El grupo que estableció el programa de Medicina en la McMaster tenía la inquietud de que era necesario buscar un cambio en el proceso de enseñanza–aprendizaje en Medicina, pero sin estar seguro en qué debería consistir ese cambio; se guió por lo que intuitivamente consideraba una metodología apropiada para realizar un aprendizaje efectivo. Inspirados por el que fue el primer catedrático de Anatomía, James Anderson (químico, médico, antropólogo y pedagogo), se comenzó a utilizar, con los estudiantes de primer año, el concepto de problemas para el aprendizaje de Medicina. Jim Anderson fue un pionero en el principio de aprendizaje autodirigido, incluyendo la creación de una escuela secundaria (Cool School) que ofrecía un sistema de educación alternativa para adolescentes en Canadá. La inspiración de Jim Anderson me llevó a iniciar el aprendizaje basado en problemas en una unidad sobre endocrinología que se cursaba en el primer año de Medicina. Howard Barrows también reconoció que Jim Anderson fue el colega que le inspiró en el uso de problemas clínicos en el ABP. Es conocido el liderazgo que tuvo Howard Barrows en la innovación docente y la difusión del ABP, incluyendo el uso de pacientes estandarizados y otros métodos de evaluación de las competencias del profesional de ciencias de la salud. Otro de los cofundadores del programa de la McMaster fue William Spaulding (fallecido en 1989), primer decano asociado, quien presidió la primera comisión curricular. Spaulding ha publicado un libro donde se pueden encontrar relatos de los primeros diez años del desarrollo del ABP en esta universidad.8

Se puede aseverar sin miedo a cometer errores que cada integrante del grupo inicial de Medicina en la McMaster hizo una contribución remarcable que condujo al éxito de establecer el programa educacional. Mencionar a algunos de ellos incide en sus contribuciones que han tenido un impacto más allá de la McMaster, pero no mencionar a otros tal vez incurra –no de forma intencionada– en una injusta falta de reconocimiento. Además de la fundamental contribución que hizo Dave Sackett –que integró el grupo inicial– al desarrollo del programa, estableció un importante Departamento de Epidemiología Clínica y Bioestadística con la intención de ser un recurso para los otros departamentos, particularmente los clínicos.
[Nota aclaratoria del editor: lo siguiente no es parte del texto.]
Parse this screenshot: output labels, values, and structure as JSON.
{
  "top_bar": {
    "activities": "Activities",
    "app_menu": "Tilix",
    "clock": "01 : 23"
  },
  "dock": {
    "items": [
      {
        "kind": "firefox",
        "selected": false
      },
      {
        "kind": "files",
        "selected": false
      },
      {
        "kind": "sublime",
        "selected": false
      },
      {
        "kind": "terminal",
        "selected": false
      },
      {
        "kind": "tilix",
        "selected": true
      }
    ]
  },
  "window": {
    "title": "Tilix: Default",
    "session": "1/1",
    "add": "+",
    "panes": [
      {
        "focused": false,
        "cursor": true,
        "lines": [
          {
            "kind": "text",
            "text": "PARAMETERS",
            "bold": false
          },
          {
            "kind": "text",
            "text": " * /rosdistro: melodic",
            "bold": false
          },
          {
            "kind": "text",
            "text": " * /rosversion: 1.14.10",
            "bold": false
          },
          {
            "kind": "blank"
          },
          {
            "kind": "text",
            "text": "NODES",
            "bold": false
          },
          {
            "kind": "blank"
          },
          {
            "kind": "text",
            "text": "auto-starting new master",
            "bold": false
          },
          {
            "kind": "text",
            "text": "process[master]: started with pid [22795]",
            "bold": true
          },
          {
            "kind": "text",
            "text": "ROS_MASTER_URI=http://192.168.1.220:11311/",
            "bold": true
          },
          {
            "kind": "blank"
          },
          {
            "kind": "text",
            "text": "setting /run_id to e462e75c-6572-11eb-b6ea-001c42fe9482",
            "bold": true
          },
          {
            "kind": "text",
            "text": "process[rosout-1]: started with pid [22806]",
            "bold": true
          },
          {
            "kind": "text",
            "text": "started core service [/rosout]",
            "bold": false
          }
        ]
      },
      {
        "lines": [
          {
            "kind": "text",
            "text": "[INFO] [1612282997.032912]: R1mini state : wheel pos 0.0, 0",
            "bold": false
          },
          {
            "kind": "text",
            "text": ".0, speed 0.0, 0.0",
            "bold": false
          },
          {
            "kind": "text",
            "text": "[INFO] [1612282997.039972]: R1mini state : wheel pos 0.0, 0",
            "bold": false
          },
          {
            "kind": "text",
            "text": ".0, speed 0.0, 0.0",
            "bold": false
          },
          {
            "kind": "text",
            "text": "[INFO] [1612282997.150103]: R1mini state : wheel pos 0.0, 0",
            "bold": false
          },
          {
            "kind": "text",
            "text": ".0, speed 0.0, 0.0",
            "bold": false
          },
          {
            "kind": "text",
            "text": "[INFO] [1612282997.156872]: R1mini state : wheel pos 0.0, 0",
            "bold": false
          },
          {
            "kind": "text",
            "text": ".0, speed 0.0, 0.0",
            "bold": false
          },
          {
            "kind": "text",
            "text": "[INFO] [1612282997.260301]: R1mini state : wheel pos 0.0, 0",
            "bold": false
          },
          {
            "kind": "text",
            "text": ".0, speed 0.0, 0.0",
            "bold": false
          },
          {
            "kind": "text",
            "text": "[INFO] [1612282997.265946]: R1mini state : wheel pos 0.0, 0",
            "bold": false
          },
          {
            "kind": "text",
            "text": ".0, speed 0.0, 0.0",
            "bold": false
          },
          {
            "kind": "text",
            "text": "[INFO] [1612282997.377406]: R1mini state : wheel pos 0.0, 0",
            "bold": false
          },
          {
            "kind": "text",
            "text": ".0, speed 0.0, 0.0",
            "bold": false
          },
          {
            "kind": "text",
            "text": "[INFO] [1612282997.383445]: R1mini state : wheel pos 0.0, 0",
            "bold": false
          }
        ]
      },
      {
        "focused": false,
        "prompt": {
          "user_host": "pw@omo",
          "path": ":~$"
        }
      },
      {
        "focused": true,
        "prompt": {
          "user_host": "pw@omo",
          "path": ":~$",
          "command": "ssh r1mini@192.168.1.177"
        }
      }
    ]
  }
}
En palabras de Evans, «se trataba de ser más objetivos para analizar, desafiar y medir, tratando de que se adoptara una mentalidad de juicio crítico acerca de lo que se estaba llevando a cabo». El avance en la aplicación de la medicina basada en la evidencia, promulgada por Dave Sackett y su grupo, ha sido de gran importancia global, incluso en su aplicación a la educación médica, al establecerse un grupo internacional de Best Evidence in Medical Education (BEME). Sin embargo, la utilización del recurso del grupo de Epidemiología Clínica y Bioestadística en la visión de John Evans no ha sido comparable a la que se ha observado a escala global. En el estudio del impacto de las metodologías educativas innovadoras, la aplicación de una metodología de epidemiología clínica no siempre es la más relevante, particularmente si la investigación de tipo cualitativo se ve desplazada; la innovación en educación seguramente requiere mayor innovación en su investigación.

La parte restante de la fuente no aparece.